Big Union Vote at South Carolina’s Boeing Plant


On Wednesday, February 15, nearly 3,000 production workers at Boeing’s sprawling North Charleston, South Carolina, manufacturing plant began voting on whether or not to join the IAMAW (International Association of Machinists and Aerospace Workers). It’s a critical vote, a landmark vote, and, considering what’s at stake, a daunting undertaking.

A gambler friend reported that Las Vegas odds-makers have already made union affiliation a prohibitive long-shot. Yes, you can bet on stuff like this in Vegas. Unlike straight-ahead sports wagers, these “proposition bets” (“prop bets”), allow you to bet on practically anything—from whether it will rain on Easter Sunday, to what the British royal family will name their kids, to who will win the Oscar.

By now everyone knows that the Deep South—the former Confederate States of America—for a multitude of reasons (not all of which, in truth, are totally reactionary), is hostile to organized labor, and that North and South Carolina remain two of Dixie’s most virulent anti-union states. North Carolina has a 3% union density; South Carolina’s is 1.6%. According to the BLS (Bureau of Labor Statistics), only about 52,000 South Carolina workers belong to a union.

As South Carolina’s governor Nikki Haley (Trump’s newly appointed ambassador to the United Nations) said in a 2012 recruiting speech to prospective businesses seeking to locate in her state, “We’ll make the unions understand full well that they are not needed, not wanted, and not welcome in the state of South Carolina.” Well said, Governor.

Not to dwell on the American South’s lack of progressivism, but substitute the word “desegregation” for “unions,” and you have a snapshot of the South prior to passage of the 1964 Civil Rights Act. Indeed, I can still hear George Wallace intone the phrase, “the mongrelizaton of the white race,” and I swear, it still makes my skin crawl.

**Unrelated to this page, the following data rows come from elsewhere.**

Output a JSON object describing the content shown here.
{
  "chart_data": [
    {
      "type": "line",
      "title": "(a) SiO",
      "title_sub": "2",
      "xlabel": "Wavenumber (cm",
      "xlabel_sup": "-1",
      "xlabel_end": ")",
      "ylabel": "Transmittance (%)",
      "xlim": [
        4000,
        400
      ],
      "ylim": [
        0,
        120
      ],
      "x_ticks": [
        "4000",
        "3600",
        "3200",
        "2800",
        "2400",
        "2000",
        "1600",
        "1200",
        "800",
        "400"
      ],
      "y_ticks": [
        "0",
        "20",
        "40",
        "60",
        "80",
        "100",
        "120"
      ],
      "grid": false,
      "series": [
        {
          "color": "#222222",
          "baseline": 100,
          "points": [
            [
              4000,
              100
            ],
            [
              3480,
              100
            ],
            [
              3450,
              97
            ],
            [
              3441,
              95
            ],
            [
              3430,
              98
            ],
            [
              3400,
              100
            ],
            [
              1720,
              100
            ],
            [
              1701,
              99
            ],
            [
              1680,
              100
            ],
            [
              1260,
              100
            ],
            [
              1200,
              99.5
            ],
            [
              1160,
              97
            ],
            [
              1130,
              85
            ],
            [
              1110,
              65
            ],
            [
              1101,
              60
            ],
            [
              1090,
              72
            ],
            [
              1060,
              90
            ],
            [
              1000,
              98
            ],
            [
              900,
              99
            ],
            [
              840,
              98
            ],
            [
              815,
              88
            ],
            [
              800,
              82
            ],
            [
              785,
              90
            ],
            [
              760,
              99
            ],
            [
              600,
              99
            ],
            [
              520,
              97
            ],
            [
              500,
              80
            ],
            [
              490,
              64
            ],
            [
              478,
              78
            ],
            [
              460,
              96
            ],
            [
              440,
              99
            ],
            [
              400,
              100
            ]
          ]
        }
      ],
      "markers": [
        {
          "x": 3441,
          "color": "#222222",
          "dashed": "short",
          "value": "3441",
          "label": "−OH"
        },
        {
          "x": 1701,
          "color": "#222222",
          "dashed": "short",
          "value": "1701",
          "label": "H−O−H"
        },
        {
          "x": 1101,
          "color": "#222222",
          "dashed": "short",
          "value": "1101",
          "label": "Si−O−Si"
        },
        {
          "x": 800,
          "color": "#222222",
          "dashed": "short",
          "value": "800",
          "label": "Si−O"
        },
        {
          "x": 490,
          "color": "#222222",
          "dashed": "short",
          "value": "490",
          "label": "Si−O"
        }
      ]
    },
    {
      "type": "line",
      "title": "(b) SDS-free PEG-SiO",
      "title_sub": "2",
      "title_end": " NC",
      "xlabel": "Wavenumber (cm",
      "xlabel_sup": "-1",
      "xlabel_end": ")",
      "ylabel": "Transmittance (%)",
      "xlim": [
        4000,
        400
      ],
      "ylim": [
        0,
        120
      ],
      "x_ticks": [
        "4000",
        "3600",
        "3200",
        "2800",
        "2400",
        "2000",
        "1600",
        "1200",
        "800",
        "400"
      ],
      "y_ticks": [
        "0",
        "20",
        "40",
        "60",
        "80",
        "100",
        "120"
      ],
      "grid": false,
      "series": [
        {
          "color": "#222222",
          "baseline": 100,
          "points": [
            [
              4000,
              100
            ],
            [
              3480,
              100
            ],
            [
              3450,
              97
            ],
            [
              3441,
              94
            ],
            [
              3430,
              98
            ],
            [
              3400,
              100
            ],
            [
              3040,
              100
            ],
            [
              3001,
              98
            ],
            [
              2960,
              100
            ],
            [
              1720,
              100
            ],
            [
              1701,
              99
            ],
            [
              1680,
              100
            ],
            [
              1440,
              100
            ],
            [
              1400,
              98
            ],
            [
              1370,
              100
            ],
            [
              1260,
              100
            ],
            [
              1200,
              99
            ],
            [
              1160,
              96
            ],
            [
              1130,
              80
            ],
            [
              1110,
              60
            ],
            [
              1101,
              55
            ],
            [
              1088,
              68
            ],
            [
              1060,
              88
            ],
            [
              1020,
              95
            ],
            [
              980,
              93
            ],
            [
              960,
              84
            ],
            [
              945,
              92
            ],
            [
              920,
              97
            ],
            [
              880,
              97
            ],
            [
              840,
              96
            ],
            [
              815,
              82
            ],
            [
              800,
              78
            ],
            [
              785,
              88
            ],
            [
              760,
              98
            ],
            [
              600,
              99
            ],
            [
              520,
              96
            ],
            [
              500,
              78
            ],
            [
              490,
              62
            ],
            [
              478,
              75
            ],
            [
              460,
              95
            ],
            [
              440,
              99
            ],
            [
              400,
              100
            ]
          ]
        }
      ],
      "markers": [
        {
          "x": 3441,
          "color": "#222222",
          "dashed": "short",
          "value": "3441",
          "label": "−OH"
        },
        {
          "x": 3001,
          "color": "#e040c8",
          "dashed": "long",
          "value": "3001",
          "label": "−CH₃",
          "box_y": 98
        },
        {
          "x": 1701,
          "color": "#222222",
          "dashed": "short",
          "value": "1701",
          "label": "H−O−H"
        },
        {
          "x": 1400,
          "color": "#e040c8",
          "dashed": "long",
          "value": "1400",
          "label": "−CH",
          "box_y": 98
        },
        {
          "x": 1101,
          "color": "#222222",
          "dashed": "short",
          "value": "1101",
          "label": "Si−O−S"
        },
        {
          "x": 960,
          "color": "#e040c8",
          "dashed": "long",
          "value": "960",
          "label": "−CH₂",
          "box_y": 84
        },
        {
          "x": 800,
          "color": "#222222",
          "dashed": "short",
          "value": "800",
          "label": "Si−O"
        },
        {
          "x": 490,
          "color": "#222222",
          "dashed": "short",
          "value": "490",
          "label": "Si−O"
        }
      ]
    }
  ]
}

But whether the IAMAW wins the certification vote or not (and, again, almost everyone expects them to lose), there’s something that absolutely, positively unnerves organized labor people. It drives us nuts.

What I’m referring to is the phenomenon of the “free rider.” A free rider is a non-union worker who earns close to a union wage, receives close to union benefits, and works in an environment close to what a union shop provides in regard to safety and comfort, and yet gets all of this for “free.” All of these perks are provided him without requiring he join the union that provides them.

It’s not uncommon for companies who don’t want their workers to join a union (usually out of fear that they will, in common HR parlance, morph into a bunch of “jailhouse lawyers”) to provide these employees with all the union goodies necessary to keep them from joining up. Workers aren’t stupid. They realize that the leverage placed at their disposal resembles nothing so much as a form of extortion. (“Here’s the bottom line, boss. If you don’t pay us close to a union wage, we’ll have no choice but to join a union.” Ouch.)

But what these freeloaders are either too ignorant or too stubborn to acknowledge is that without the presence of organized labor, they would be at the company’s mercy. Indeed, given that the words “free market” have become the mating call of lemon-sucking Republicans and masturbatory libertarians, if labor unions vanished altogether, workers would find themselves in economic free-fall. They would go from “real leverage” to “zero leverage.”

So before these non-union South Carolinian Boeing workers congratulate themselves on their self-reliance and old-fashioned American “individualism,” they need to realize that without the presence of organized labor acting as their de facto accomplice, they would be one step away from “respectable poverty.”